Tuesday, March 15, 2011

Investing in Daal (Lentils, Pulses etc)

So we have all heard about the agricultural story and how emerging markets are moving up the value chain and need more protein. In addition to meat, lentils are a great source of protein especially for vegetarians (think India in addition to Middle East where pulses are consumed). Lentils are a staple part of the diet (in the emerging market as a whole) and the country despite being a major producer is not able to able to overcome supply side constraints on both production and distribution sides.

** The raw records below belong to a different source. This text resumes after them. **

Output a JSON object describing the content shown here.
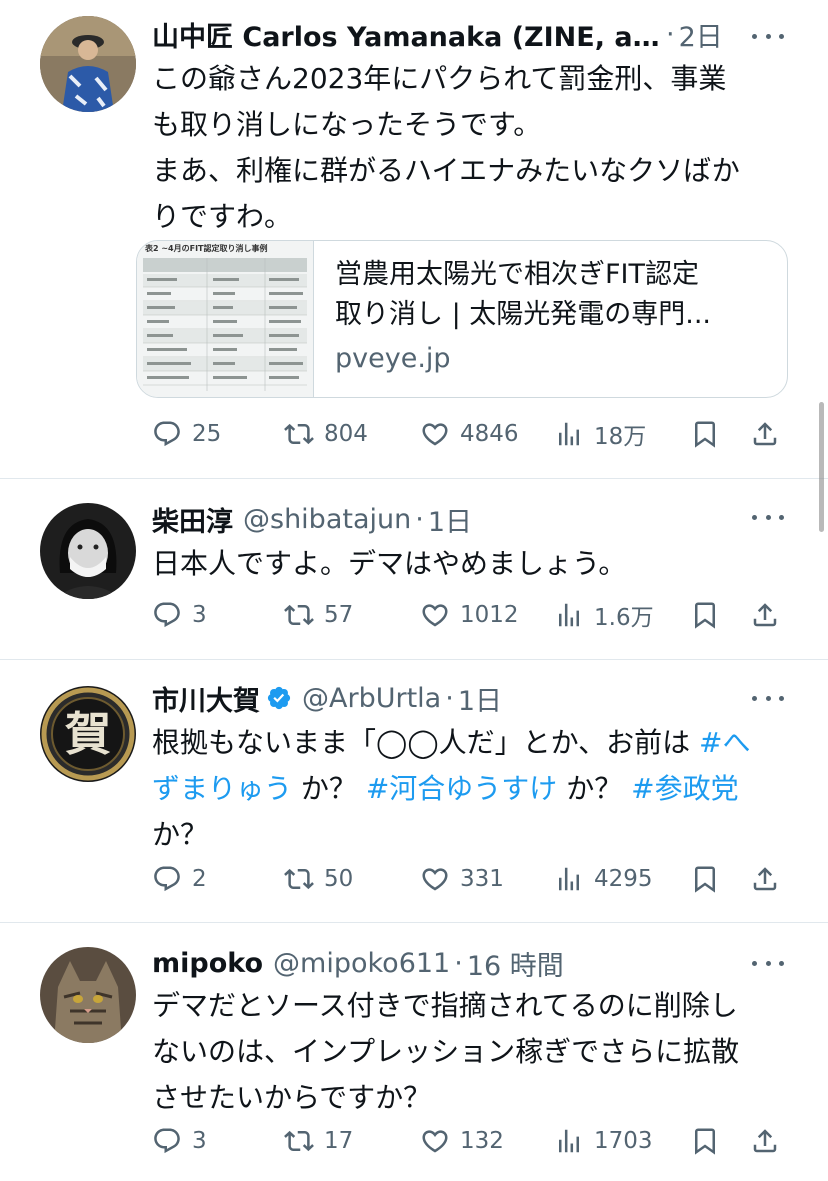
{
  "tweets": [
    {
      "name": "山中匠 Carlos Yamanaka (ZINE, a...",
      "handle": "",
      "dot": "·",
      "time": "2日",
      "verified": false,
      "body_lines": [
        "この爺さん2023年にパクられて罰金刑、事業",
        "も取り消しになったそうです。",
        "まあ、利権に群がるハイエナみたいなクソばか",
        "りですわ。"
      ],
      "card": {
        "title_line1": "営農用太陽光で相次ぎFIT認定",
        "title_line2": "取り消し | 太陽光発電の専門...",
        "domain": "pveye.jp",
        "thumb_header": "表2 ~4月のFIT認定取り消し事例"
      },
      "replies": "25",
      "retweets": "804",
      "likes": "4846",
      "views": "18万"
    },
    {
      "name": "柴田淳",
      "handle": "@shibatajun",
      "dot": "·",
      "time": "1日",
      "verified": false,
      "body_lines": [
        "日本人ですよ。デマはやめましょう。"
      ],
      "replies": "3",
      "retweets": "57",
      "likes": "1012",
      "views": "1.6万"
    },
    {
      "name": "市川大賀",
      "handle": "@ArbUrtla",
      "dot": "·",
      "time": "1日",
      "verified": true,
      "body": {
        "l1a": "根拠もないまま「◯◯人だ」とか、お前は ",
        "l1tag": "#へ",
        "l2tag1": "ずまりゅう",
        "l2a": " か？ ",
        "l2tag2": "#河合ゆうすけ",
        "l2b": " か？ ",
        "l2tag3": "#参政党",
        "l3": "か？"
      },
      "avatar_glyph": "賀",
      "replies": "2",
      "retweets": "50",
      "likes": "331",
      "views": "4295"
    },
    {
      "name": "mipoko",
      "handle": "@mipoko611",
      "dot": "·",
      "time": "16 時間",
      "verified": false,
      "body_lines": [
        "デマだとソース付きで指摘されてるのに削除し",
        "ないのは、インプレッション稼ぎでさらに拡散",
        "させたいからですか？"
      ],
      "replies": "3",
      "retweets": "17",
      "likes": "132",
      "views": "1703"
    }
  ],
  "colors": {
    "text": "#0f1419",
    "secondary": "#536471",
    "link": "#1d9bf0",
    "verified": "#1d9bf0"
  },
  "icons": [
    "reply-icon",
    "retweet-icon",
    "like-icon",
    "views-icon",
    "bookmark-icon",
    "share-icon",
    "more-icon",
    "verified-icon"
  ]
}
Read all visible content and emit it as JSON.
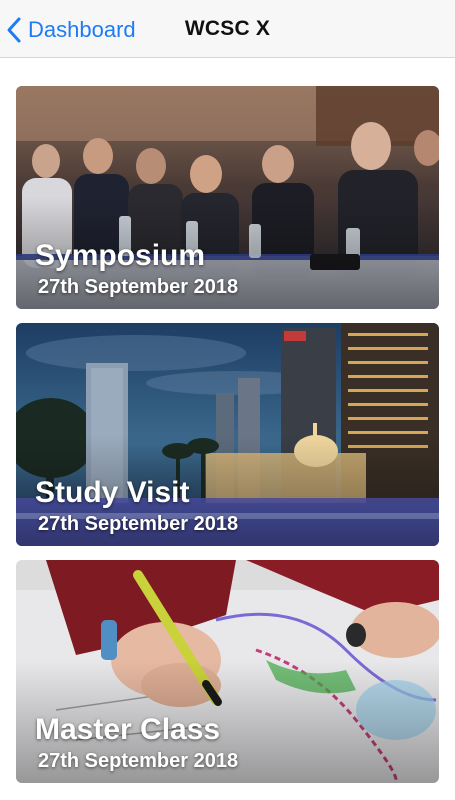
{
  "navbar": {
    "back_label": "Dashboard",
    "title": "WCSC X"
  },
  "events": [
    {
      "title": "Symposium",
      "date": "27th September 2018",
      "image": "conference-audience-photo"
    },
    {
      "title": "Study Visit",
      "date": "27th September 2018",
      "image": "city-skyline-night-photo"
    },
    {
      "title": "Master Class",
      "date": "27th September 2018",
      "image": "hands-drawing-map-photo"
    }
  ],
  "colors": {
    "accent": "#1e7cf2",
    "navbar_bg": "#f7f7f7",
    "card_text": "#ffffff"
  }
}
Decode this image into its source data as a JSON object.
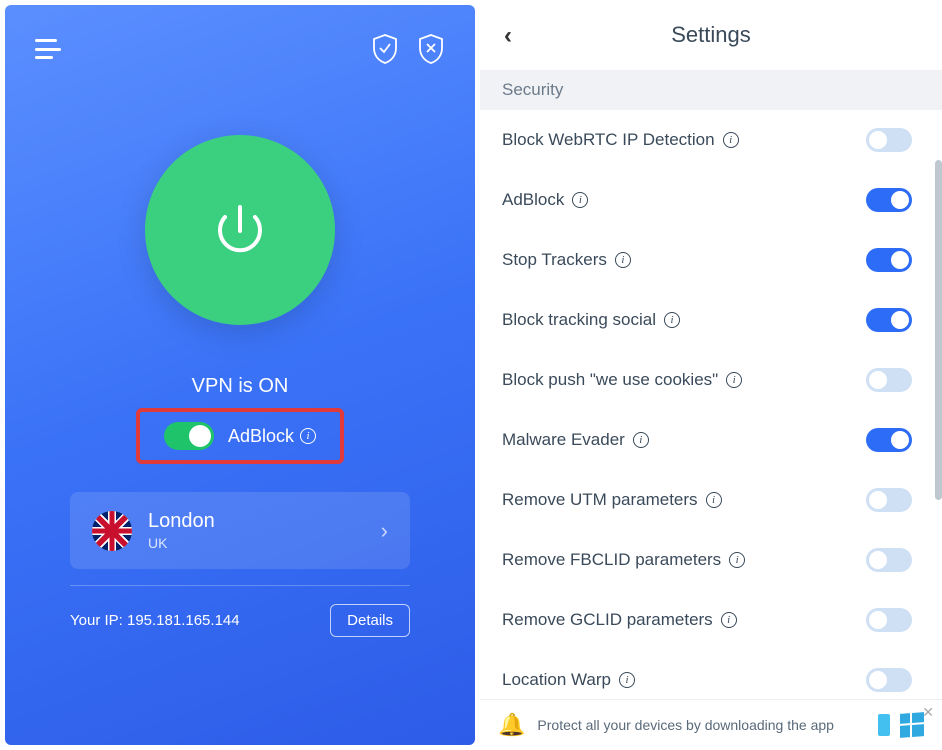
{
  "left": {
    "status": "VPN is ON",
    "adblock_label": "AdBlock",
    "location": {
      "city": "London",
      "country": "UK"
    },
    "ip_label": "Your IP: 195.181.165.144",
    "details_btn": "Details"
  },
  "settings": {
    "title": "Settings",
    "section": "Security",
    "items": [
      {
        "label": "Block WebRTC IP Detection",
        "on": false
      },
      {
        "label": "AdBlock",
        "on": true
      },
      {
        "label": "Stop Trackers",
        "on": true
      },
      {
        "label": "Block tracking social",
        "on": true
      },
      {
        "label": "Block push \"we use cookies\"",
        "on": false
      },
      {
        "label": "Malware Evader",
        "on": true
      },
      {
        "label": "Remove UTM parameters",
        "on": false
      },
      {
        "label": "Remove FBCLID parameters",
        "on": false
      },
      {
        "label": "Remove GCLID parameters",
        "on": false
      },
      {
        "label": "Location Warp",
        "on": false
      }
    ],
    "promo": "Protect all your devices by downloading the app"
  }
}
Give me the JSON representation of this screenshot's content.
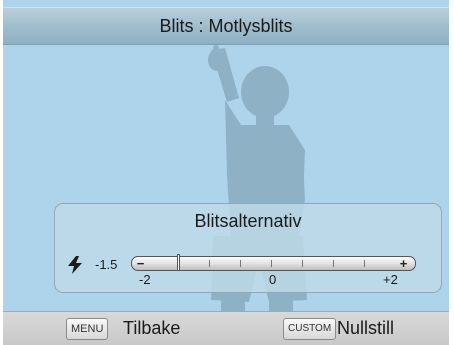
{
  "title": "Blits : Motlysblits",
  "panel": {
    "title": "Blitsalternativ",
    "current_value": "-1.5",
    "value": -1.5,
    "min": -2,
    "max": 2,
    "step": 0.5,
    "scale_labels": [
      "-2",
      "0",
      "+2"
    ],
    "minus_symbol": "−",
    "plus_symbol": "+",
    "icon": "flash-icon"
  },
  "footer": {
    "back_key": "MENU",
    "back_label": "Tilbake",
    "reset_key": "CUSTOM",
    "reset_label": "Nullstill"
  },
  "colors": {
    "background": "#aed4ec",
    "silhouette": "#8fb1c5"
  }
}
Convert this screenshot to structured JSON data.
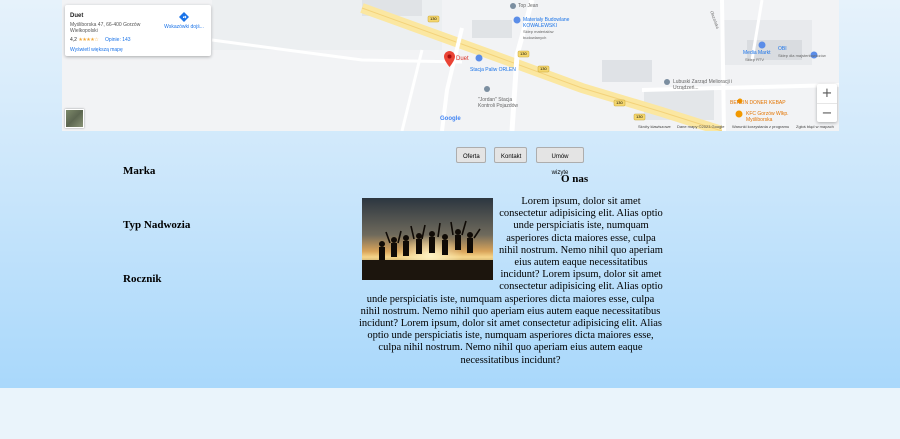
{
  "map": {
    "place_card": {
      "name": "Duet",
      "address": "Myśliborska 47, 66-400 Gorzów Wielkopolski",
      "rating": "4,2",
      "stars": "★★★★☆",
      "reviews": "Opinie: 143",
      "directions": "Wskazówki dojś...",
      "larger_map": "Wyświetl większą mapę"
    },
    "labels": {
      "top_jean": "Top Jean",
      "materialy": "Materiały Budowlane KOWALEWSKI",
      "materialy_sub": "Sklep materiałów budowlanych",
      "duet_pin": "Duet",
      "orlen": "Stacja Paliw ORLEN",
      "jordan": "\"Jordan\" Stacja Kontroli Pojazdów",
      "zarzad": "Lubuski Zarząd Melioracji i Urządzeń...",
      "media_markt": "Media Markt",
      "media_markt_sub": "Sklep RTV",
      "obi": "OBI",
      "obi_sub": "Sklep dla majsterkowiczów",
      "berlin": "BERLIN DONER KEBAP",
      "kfc": "KFC Gorzów Wlkp. Myśliborska",
      "street": "Olszańska",
      "road_130a": "130",
      "road_130b": "130",
      "road_130c": "130",
      "road_130d": "130",
      "road_130e": "130"
    },
    "zoom_in": "+",
    "zoom_out": "−",
    "google_logo": "Google",
    "attribution": {
      "shortcuts": "Skróty klawiszowe",
      "data": "Dane mapy ©2023 Google",
      "terms": "Warunki korzystania z programu",
      "report": "Zgłoś błąd w mapach"
    }
  },
  "nav": {
    "offer": "Oferta",
    "contact": "Kontakt",
    "appointment": "Umów wizyte"
  },
  "sidebar": {
    "brand": "Marka",
    "body_type": "Typ Nadwozia",
    "year": "Rocznik"
  },
  "about": {
    "heading": "O nas",
    "body": "Lorem ipsum, dolor sit amet consectetur adipisicing elit. Alias optio unde perspiciatis iste, numquam asperiores dicta maiores esse, culpa nihil nostrum. Nemo nihil quo aperiam eius autem eaque necessitatibus incidunt? Lorem ipsum, dolor sit amet consectetur adipisicing elit. Alias optio unde perspiciatis iste, numquam asperiores dicta maiores esse, culpa nihil nostrum. Nemo nihil quo aperiam eius autem eaque necessitatibus incidunt? Lorem ipsum, dolor sit amet consectetur adipisicing elit. Alias optio unde perspiciatis iste, numquam asperiores dicta maiores esse, culpa nihil nostrum. Nemo nihil quo aperiam eius autem eaque necessitatibus incidunt?"
  },
  "colors": {
    "link_blue": "#1a73e8",
    "pin_red": "#ea4335",
    "road_yellow": "#f5d76e"
  }
}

Refer to charts on http://wapedia.mobi/en/Lentil

Refer to charts on http://www.fao.org/docrep/006/y4343e/y4343e02.htm

Agriculture in India, over the long term may be severely challenged due to rapidly dropping water tables and urbanization. Even if India meets the agricultural challenges, India will remain an importer in the immediate future.


Refer to charts on http://conservationfinance.wordpress.com/2006/08/

Why Alliance Grain Traders?

1. They provide value-added processing of pulses and buy lentils, peas, beans and chickpeas from farmers around their 24 facilities located in the best pulse growing regions in Canada, the United States, Turkey, Australia and China and ship them to over 85 countries around the globe.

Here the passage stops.